How would you describe the cuisine?
I stress the flavors to my chefs — I have three of them. I focus on the unseen aspects of food. I want people to be curious about the tastes. I tell people that this is curry that stimulates, not irritates. You want something that feels good in your tummy. All the recipes are mine from my childhood except the corvina [sea bass]. Many of these menu items have deep emotional components for me. When working with my “cheffies,” I know when a dish is right. I’m like, “Yeah, that’s it,” because it’s really more of a feeling than anything else. I used to get sick a lot as a child. I was one of 10 children, and later in life I realized that my mother would pay attention to me when I was sick. She would make me comfort food. Those are the stories. All of the menu items mean something to me. My favorite is probably the oxtail — it’s also a top seller. The rotis are also delicious. If someone has never tried this type of food, I tell them to try the rotis — they give people a good feeling for the types of curry flavors — and side dishes such as dasheen, a root vegetable.
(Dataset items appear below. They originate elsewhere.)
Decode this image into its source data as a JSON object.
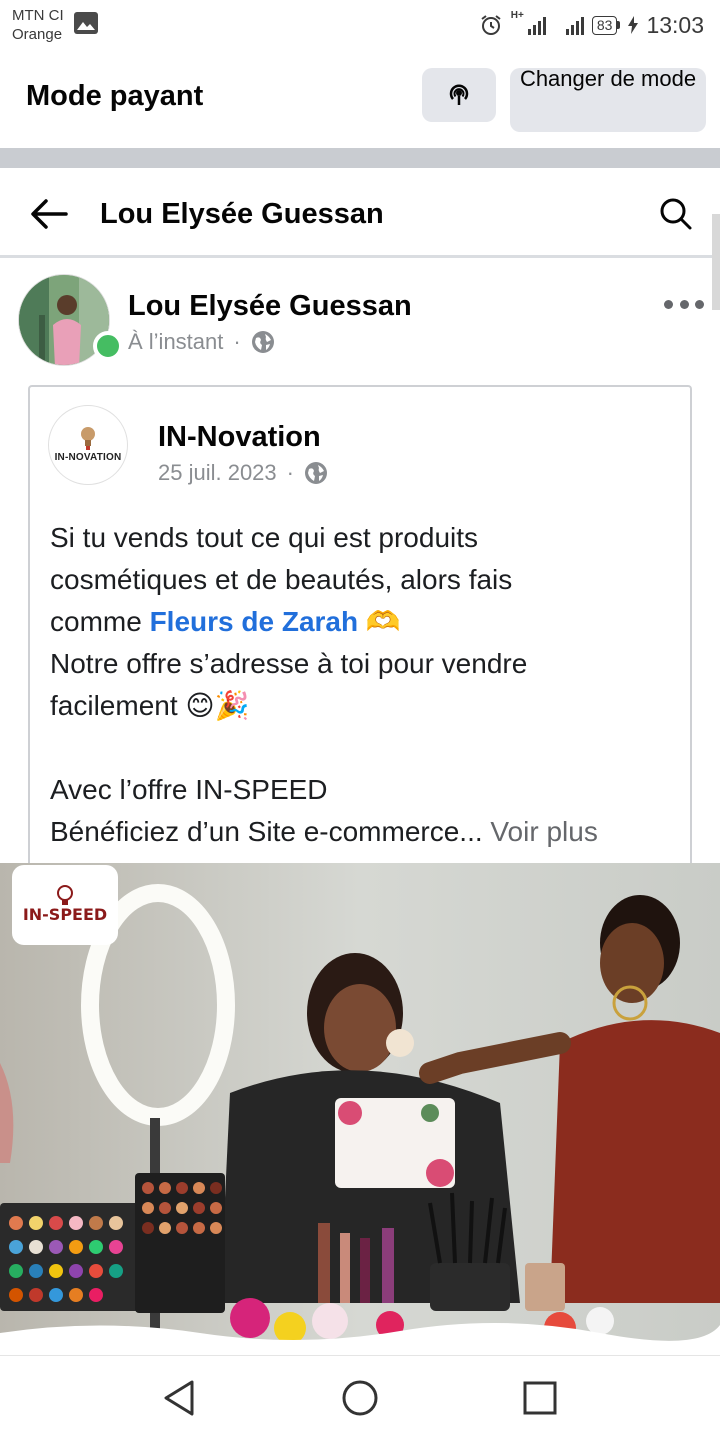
{
  "status_bar": {
    "carrier_line1": "MTN CI",
    "carrier_line2": "Orange",
    "network_type": "H+",
    "battery": "83",
    "time": "13:03"
  },
  "mode_bar": {
    "title": "Mode payant",
    "change_mode_label": "Changer de mode"
  },
  "header": {
    "title": "Lou Elysée Guessan"
  },
  "post": {
    "author": "Lou Elysée Guessan",
    "time": "À l’instant",
    "shared": {
      "page_name": "IN-Novation",
      "page_logo": "IN-NOVATION",
      "date": "25 juil. 2023",
      "text_line1": "Si tu vends tout ce qui est produits",
      "text_line2": "cosmétiques et de beautés, alors fais",
      "text_line3_prefix": "comme ",
      "mention": "Fleurs de Zarah",
      "text_line3_suffix": " 🫶",
      "text_line4": "Notre offre s’adresse à toi pour vendre",
      "text_line5": "facilement 😊🎉",
      "text_line6": "Avec l’offre IN-SPEED",
      "text_line7": "Bénéficiez d’un Site e-commerce...",
      "see_more": "Voir plus"
    },
    "image_badge": "IN-SPEED"
  },
  "colors": {
    "accent_link": "#216fdb",
    "online": "#45bd62",
    "button_bg": "#e4e6eb"
  }
}
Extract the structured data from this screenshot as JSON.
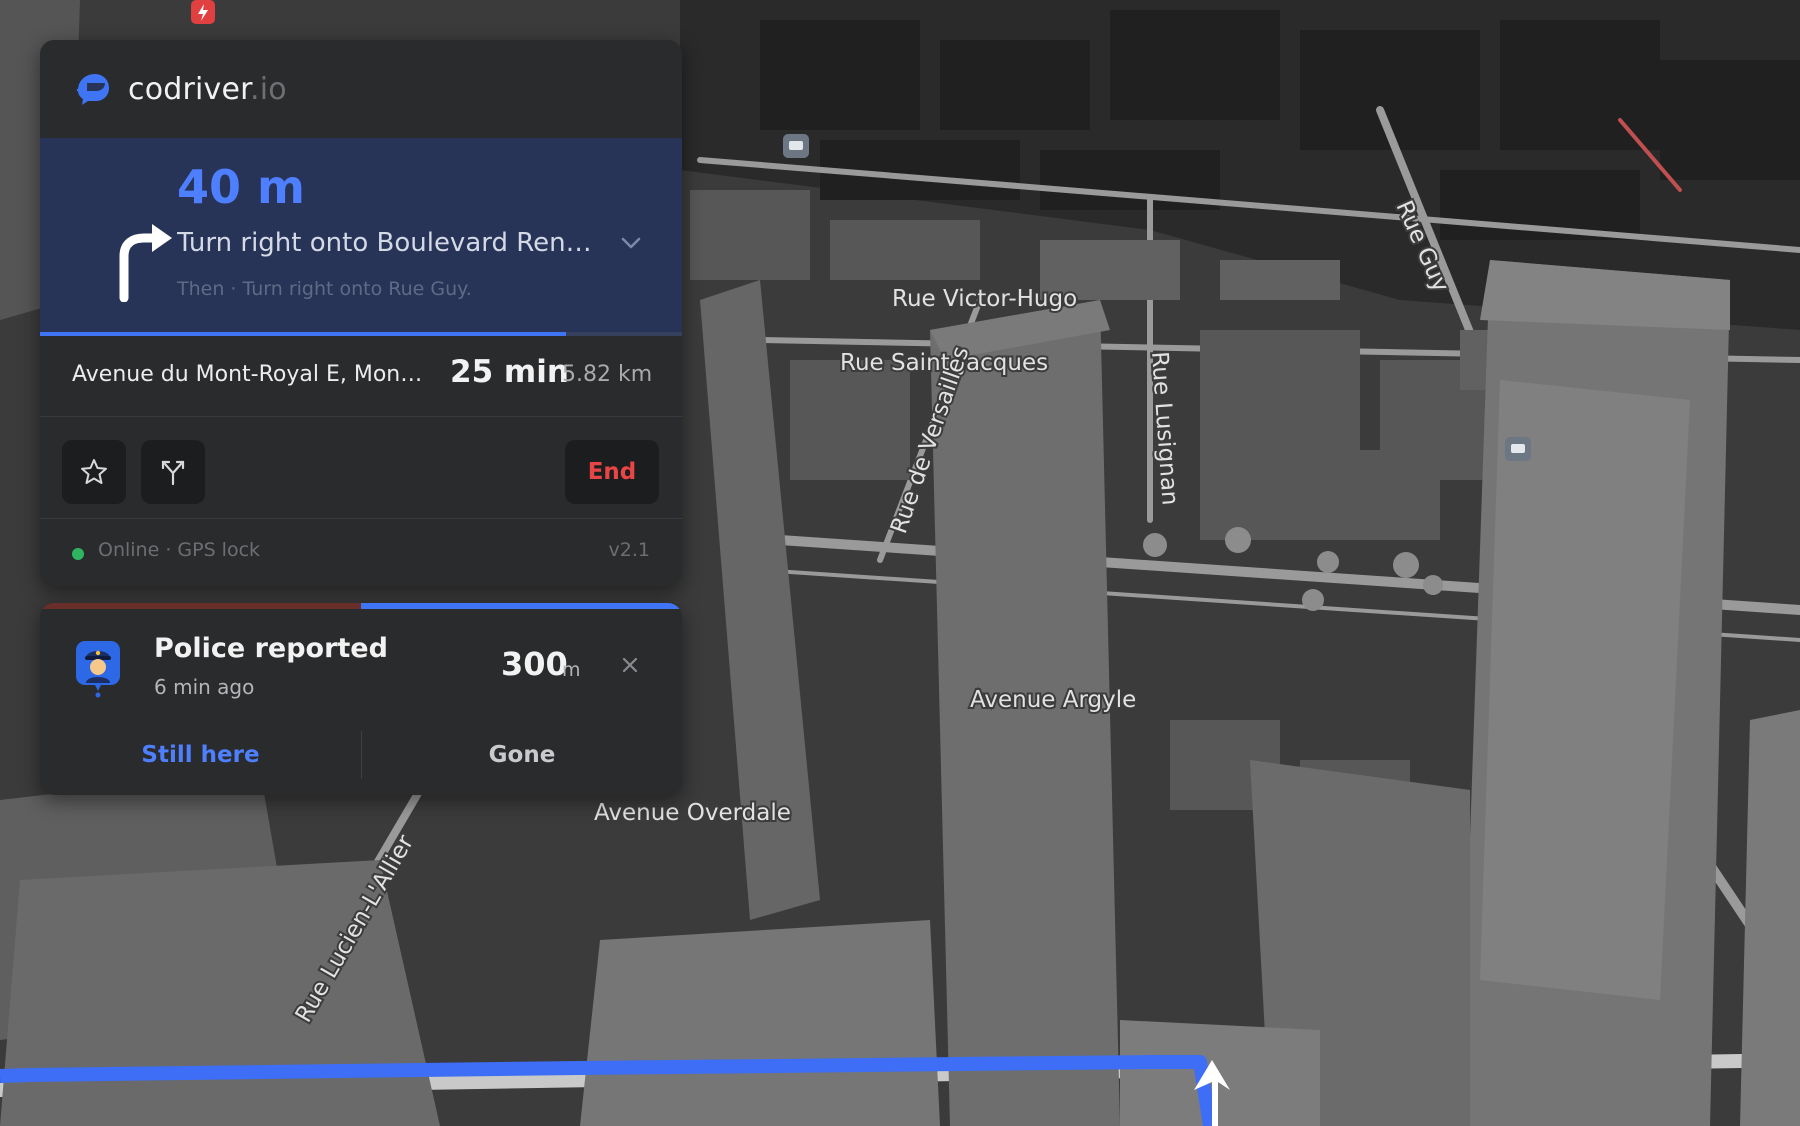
{
  "colors": {
    "accent": "#3f74f5",
    "danger": "#e84646",
    "online": "#2fb55f",
    "panel": "#2a2b2d",
    "maneuver_bg": "#283457"
  },
  "app": {
    "brand_name": "codriver",
    "brand_tld": ".io",
    "logo_icon": "helmet-logo-icon"
  },
  "navigation": {
    "distance": "40 m",
    "instruction": "Turn right onto Boulevard René-Lévesque O",
    "then": "Then · Turn right onto Rue Guy.",
    "maneuver_icon": "turn-right-arrow-icon",
    "progress": 0.82
  },
  "route": {
    "destination": "Avenue du Mont-Royal E, Montréal",
    "eta": "25 min",
    "distance": "5.82 km"
  },
  "actions": {
    "favorite_icon": "star-icon",
    "alternate_icon": "route-fork-icon",
    "end_label": "End"
  },
  "status": {
    "text": "Online · GPS lock",
    "version": "v2.1"
  },
  "alert": {
    "title": "Police reported",
    "time": "6 min ago",
    "distance_value": "300",
    "distance_unit": "m",
    "still_label": "Still here",
    "gone_label": "Gone",
    "icon": "police-officer-icon",
    "timer_remaining": 0.5
  },
  "map": {
    "streets": [
      "Rue Victor-Hugo",
      "Rue Saint-Jacques",
      "Rue de Versailles",
      "Rue Lusignan",
      "Rue Guy",
      "Avenue Argyle",
      "Avenue Overdale",
      "Rue Lucien-L'Allier"
    ]
  }
}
To me, dasheen reminds me of poverty and how poor we were growing up. We ate it all the time, but a lot of people like it. I couldn’t have an authentic menu without it.
If you could have dinner with anyone, who it be and what would you have?
Jesus. We need his wisdom. He loved wine, and I love wine, too! I’d probably be too nervous to eat, but we’d definitely be somewhere outdoors with something roasting on an open fire. I crave the simple life.